A non-cemented prosthesis has been developed for use in younger or more active patients. The prosthesis is coated with textured metal and/or bone growth enhancing substance called hydroxyapatite, which improves the bones ability to grow onto the prosthesis
An ideal candidate for hip replacement is a patient who is over 60, relatively sedentary, has normal mental capacity and is not overweight. The high risk patients are those under 60, over weight, excessively active or who have had previous hip surgery that has failed. The expected benefits from hip replacement should be 95% chance of relieving your pain and restoring motion and function for routine activities of daily living.
Always ask your orthopedic surgeon if you are an ideal candidate for total hip replacement surgery and what risks are involved.

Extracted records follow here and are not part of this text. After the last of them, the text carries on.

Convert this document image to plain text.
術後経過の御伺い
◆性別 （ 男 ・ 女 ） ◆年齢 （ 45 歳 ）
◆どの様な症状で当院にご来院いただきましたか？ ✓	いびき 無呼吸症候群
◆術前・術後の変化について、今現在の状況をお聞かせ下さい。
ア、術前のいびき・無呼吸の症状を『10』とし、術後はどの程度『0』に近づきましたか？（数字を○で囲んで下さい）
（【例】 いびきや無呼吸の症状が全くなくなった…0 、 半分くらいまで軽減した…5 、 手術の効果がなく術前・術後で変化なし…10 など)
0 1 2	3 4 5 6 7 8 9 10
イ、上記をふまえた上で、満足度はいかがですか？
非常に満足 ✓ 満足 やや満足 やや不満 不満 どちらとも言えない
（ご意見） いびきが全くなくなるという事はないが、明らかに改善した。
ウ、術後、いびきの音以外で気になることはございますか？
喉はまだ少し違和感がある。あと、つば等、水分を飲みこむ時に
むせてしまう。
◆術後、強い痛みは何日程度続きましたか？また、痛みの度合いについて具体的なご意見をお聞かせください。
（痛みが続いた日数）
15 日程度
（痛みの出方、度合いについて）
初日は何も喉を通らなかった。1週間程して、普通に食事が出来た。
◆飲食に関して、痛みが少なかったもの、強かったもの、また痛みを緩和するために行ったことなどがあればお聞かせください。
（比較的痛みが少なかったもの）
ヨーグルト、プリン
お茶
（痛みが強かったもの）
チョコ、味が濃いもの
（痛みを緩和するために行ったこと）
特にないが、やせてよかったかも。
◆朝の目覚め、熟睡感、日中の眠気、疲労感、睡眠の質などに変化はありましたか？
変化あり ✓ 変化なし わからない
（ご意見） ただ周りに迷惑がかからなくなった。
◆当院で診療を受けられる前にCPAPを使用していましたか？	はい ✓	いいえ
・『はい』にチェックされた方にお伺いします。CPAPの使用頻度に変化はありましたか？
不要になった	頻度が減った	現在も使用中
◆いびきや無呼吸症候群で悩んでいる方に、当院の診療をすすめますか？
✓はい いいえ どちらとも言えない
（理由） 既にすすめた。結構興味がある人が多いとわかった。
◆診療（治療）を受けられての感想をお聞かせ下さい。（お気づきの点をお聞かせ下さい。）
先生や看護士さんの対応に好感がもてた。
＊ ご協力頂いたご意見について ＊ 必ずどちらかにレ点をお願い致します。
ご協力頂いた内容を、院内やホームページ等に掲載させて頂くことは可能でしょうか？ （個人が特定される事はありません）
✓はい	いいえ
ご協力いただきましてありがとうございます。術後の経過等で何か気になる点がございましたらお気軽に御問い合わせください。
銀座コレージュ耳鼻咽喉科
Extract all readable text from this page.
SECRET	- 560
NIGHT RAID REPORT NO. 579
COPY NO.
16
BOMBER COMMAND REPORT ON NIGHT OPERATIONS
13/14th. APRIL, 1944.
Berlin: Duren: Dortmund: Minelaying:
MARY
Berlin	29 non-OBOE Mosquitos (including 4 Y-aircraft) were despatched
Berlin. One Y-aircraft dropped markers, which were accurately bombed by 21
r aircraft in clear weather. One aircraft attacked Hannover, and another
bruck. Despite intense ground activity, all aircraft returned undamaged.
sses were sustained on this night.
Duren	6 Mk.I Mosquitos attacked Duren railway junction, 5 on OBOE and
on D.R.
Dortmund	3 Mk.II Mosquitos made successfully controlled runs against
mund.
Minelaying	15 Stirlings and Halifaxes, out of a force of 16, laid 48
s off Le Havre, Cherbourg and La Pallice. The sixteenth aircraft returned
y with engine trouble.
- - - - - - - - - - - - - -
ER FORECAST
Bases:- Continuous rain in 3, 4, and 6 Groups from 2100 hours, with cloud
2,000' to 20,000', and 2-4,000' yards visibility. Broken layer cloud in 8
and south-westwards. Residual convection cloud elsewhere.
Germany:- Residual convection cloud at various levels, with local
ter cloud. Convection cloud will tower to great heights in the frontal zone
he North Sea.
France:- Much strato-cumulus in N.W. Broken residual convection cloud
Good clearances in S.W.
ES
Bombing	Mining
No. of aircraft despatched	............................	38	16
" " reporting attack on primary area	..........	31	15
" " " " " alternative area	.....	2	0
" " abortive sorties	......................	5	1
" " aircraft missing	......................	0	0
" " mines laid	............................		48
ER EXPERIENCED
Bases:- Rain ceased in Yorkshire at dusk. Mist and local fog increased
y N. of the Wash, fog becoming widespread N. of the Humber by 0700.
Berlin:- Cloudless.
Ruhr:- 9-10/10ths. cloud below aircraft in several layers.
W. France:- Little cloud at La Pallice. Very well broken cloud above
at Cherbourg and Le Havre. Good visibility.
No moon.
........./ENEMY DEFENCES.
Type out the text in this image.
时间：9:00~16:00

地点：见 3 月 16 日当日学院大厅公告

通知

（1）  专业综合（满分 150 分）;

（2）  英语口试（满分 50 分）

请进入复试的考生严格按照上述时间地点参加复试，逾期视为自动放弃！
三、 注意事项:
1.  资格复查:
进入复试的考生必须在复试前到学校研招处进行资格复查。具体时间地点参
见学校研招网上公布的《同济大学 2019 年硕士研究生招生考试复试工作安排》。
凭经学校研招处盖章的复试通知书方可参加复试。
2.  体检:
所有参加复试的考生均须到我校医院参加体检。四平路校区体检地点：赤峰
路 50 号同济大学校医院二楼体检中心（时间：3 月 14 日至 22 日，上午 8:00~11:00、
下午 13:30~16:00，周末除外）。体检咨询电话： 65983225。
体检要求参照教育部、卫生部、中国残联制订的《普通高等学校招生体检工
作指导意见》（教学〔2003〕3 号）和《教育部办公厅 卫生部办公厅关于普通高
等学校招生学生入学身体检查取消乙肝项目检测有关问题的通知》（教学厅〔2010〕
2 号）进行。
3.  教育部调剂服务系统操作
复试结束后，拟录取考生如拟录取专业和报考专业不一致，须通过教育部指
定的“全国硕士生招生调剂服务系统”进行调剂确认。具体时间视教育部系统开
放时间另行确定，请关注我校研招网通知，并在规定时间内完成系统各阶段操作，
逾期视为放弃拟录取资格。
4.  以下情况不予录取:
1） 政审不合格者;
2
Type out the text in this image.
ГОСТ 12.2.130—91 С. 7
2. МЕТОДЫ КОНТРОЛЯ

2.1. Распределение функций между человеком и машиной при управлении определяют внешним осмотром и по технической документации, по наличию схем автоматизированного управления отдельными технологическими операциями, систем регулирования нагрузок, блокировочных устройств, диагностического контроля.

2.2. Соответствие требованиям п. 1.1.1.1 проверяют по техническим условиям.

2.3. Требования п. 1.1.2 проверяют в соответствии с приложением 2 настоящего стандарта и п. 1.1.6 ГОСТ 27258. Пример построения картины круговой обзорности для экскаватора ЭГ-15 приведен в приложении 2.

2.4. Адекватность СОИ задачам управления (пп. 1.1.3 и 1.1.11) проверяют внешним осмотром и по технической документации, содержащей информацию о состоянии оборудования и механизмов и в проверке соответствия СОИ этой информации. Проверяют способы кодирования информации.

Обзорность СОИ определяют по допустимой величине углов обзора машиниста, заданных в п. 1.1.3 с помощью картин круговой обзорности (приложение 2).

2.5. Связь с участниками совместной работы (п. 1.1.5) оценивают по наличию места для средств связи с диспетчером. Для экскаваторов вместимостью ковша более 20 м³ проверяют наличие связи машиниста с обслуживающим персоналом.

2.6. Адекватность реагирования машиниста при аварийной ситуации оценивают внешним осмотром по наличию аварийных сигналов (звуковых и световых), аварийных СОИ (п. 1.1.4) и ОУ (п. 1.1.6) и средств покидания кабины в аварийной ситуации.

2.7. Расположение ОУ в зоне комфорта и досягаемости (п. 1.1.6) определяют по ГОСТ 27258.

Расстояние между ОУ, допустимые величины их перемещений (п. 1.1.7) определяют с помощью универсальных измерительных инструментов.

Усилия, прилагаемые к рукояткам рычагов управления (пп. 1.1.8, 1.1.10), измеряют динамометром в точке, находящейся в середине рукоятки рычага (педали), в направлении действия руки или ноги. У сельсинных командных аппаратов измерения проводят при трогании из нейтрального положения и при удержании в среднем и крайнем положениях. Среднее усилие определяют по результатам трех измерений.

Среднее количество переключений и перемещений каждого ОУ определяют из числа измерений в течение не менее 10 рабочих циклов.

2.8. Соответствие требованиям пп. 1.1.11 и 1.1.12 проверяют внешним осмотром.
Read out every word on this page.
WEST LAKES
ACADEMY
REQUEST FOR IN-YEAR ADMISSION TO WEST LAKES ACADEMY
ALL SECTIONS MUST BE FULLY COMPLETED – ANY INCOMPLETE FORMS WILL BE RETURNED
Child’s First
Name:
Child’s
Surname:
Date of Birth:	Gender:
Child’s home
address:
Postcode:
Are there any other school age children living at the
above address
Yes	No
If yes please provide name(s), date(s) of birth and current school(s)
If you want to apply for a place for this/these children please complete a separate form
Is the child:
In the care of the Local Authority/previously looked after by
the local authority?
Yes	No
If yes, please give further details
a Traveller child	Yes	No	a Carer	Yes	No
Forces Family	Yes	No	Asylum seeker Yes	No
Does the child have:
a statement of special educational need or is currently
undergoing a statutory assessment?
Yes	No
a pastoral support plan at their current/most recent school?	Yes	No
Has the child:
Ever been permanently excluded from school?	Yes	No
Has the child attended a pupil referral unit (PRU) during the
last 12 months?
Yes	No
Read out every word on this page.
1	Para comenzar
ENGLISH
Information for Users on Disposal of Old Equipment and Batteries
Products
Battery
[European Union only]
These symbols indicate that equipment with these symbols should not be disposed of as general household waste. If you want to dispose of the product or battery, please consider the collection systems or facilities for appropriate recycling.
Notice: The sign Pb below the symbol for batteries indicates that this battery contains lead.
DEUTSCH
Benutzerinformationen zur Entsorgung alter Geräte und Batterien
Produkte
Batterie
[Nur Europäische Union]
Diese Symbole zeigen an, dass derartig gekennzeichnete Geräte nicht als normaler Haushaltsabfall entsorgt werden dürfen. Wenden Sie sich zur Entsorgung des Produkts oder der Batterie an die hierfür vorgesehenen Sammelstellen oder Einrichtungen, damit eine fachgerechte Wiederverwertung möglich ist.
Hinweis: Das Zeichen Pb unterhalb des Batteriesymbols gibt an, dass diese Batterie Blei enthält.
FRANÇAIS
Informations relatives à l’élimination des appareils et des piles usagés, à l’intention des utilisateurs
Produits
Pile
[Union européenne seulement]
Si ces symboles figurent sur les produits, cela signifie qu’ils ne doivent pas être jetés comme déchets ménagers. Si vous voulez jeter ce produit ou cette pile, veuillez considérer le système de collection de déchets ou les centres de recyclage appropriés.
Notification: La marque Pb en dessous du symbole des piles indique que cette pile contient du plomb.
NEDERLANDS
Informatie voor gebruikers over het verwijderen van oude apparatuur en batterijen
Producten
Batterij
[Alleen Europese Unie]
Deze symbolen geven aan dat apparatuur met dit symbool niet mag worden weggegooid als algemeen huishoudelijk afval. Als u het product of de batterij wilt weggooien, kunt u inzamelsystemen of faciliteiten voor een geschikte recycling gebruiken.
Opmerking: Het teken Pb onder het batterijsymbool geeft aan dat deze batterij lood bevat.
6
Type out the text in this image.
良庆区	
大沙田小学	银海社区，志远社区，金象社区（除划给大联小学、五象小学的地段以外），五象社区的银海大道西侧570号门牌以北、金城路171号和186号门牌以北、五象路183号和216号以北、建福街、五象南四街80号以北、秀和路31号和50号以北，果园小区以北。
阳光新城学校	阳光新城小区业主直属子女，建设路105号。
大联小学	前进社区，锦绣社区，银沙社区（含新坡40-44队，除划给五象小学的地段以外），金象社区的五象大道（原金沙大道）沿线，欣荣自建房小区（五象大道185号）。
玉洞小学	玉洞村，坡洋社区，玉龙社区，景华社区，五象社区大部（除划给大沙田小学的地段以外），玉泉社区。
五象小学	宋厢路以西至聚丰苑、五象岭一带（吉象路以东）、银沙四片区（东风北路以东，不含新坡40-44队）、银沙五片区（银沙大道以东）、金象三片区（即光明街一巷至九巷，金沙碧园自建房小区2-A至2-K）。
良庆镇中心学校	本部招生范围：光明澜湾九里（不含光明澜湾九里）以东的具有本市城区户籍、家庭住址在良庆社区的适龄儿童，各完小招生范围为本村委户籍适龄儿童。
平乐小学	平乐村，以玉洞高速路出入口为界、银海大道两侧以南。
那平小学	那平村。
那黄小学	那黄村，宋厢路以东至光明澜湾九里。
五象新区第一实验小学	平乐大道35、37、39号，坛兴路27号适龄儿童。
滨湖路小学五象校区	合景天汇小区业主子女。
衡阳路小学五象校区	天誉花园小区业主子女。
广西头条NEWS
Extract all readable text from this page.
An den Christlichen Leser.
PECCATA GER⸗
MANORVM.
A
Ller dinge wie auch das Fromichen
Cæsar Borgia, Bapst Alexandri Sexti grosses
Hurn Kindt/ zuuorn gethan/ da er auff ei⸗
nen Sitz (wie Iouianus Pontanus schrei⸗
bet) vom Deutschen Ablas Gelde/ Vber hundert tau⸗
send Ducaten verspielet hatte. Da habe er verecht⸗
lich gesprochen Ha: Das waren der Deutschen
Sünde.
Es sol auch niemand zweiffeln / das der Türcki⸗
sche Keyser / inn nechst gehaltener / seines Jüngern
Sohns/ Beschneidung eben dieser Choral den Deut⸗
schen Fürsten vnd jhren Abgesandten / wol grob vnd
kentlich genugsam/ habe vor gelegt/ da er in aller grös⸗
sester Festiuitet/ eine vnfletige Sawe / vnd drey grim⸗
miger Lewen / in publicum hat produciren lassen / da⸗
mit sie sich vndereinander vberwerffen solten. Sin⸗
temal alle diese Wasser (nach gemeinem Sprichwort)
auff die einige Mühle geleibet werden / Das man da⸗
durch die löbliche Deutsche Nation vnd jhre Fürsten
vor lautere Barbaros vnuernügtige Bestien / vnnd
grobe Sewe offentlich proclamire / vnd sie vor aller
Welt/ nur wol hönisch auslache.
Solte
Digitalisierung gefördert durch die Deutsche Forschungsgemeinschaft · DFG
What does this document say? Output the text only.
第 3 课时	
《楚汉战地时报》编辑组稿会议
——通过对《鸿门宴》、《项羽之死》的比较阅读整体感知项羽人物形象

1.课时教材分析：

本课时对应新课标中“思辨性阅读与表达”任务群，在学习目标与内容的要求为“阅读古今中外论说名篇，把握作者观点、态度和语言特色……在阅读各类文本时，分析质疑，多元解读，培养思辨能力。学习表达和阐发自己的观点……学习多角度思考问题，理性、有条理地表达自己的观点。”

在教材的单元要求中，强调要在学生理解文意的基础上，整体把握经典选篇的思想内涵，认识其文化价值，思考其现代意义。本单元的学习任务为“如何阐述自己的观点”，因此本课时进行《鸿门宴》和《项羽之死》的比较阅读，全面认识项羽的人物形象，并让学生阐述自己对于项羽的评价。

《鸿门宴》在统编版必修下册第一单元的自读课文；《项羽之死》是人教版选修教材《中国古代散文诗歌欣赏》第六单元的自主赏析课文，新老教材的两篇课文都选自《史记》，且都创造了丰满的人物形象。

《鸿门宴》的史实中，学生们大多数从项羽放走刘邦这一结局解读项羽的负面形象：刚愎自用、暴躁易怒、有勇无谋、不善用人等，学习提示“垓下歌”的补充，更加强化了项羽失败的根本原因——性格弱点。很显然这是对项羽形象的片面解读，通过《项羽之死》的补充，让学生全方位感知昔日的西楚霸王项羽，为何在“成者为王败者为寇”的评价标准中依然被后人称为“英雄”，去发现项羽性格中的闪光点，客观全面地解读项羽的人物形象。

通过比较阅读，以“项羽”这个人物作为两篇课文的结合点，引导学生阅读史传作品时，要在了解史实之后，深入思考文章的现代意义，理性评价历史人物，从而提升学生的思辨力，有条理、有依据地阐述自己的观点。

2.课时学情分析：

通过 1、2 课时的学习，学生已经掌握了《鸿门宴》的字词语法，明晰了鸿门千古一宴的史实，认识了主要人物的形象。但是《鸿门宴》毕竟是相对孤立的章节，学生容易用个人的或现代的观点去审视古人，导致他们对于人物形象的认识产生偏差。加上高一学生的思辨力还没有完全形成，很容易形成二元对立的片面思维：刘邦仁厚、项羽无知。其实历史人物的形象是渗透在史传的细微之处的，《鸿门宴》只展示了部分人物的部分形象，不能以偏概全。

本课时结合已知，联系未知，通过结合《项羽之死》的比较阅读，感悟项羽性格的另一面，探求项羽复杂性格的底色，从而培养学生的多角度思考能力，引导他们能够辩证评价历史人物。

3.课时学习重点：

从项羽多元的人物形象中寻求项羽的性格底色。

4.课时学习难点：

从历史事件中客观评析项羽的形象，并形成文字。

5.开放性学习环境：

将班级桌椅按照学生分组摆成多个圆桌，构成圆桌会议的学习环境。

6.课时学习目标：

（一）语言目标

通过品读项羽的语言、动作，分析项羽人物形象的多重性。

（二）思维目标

About Revision Hip Surgery.
Revision hip surgery replaces worn total hip parts and damaged bone. Metal, plastic or ceramic components are used to restore normal hip joint stability.
- The old plastic liner and metal socket are removed.
- Morselized bone is used to strengthen the socket and fill bone cavities. Allograft may be used for support. It may also be necessary to use a wire mesh to hold the socket’s shape.
- The new metal socket is pressed into place.
- A new metal, plastic or ceramic liner is pressed into place.
- An osteotomy may be performed to remove the old femoral component.
- After the bone segments are cleaned of the old cement, the new metal femoral component is pressed or cemented into place.
- Wire is used to close the bone segments tightly around the components. The wires may also hold struts of bone graft in place to strengthen the femur.
- A new metal or ceramic ball is placed on the femoral component.
- The hip socket with its new liner and shell and put together with the femur to form a new hip joint.
Facts about total hip replacement:
- Approximately 300,000 hip replacements are performed in the U.S. each year.
- 64 percent of hip replacement patients are in women.
- 34 percent of hip replacement patients are between 40 and 64 years of age.
- 90 to 95 percent of hip replacements are successful for up to 10 years.
- Younger, more active patients are now receiving hip replacements and are demanding high technology implants that will last longer and support their active lifestyles.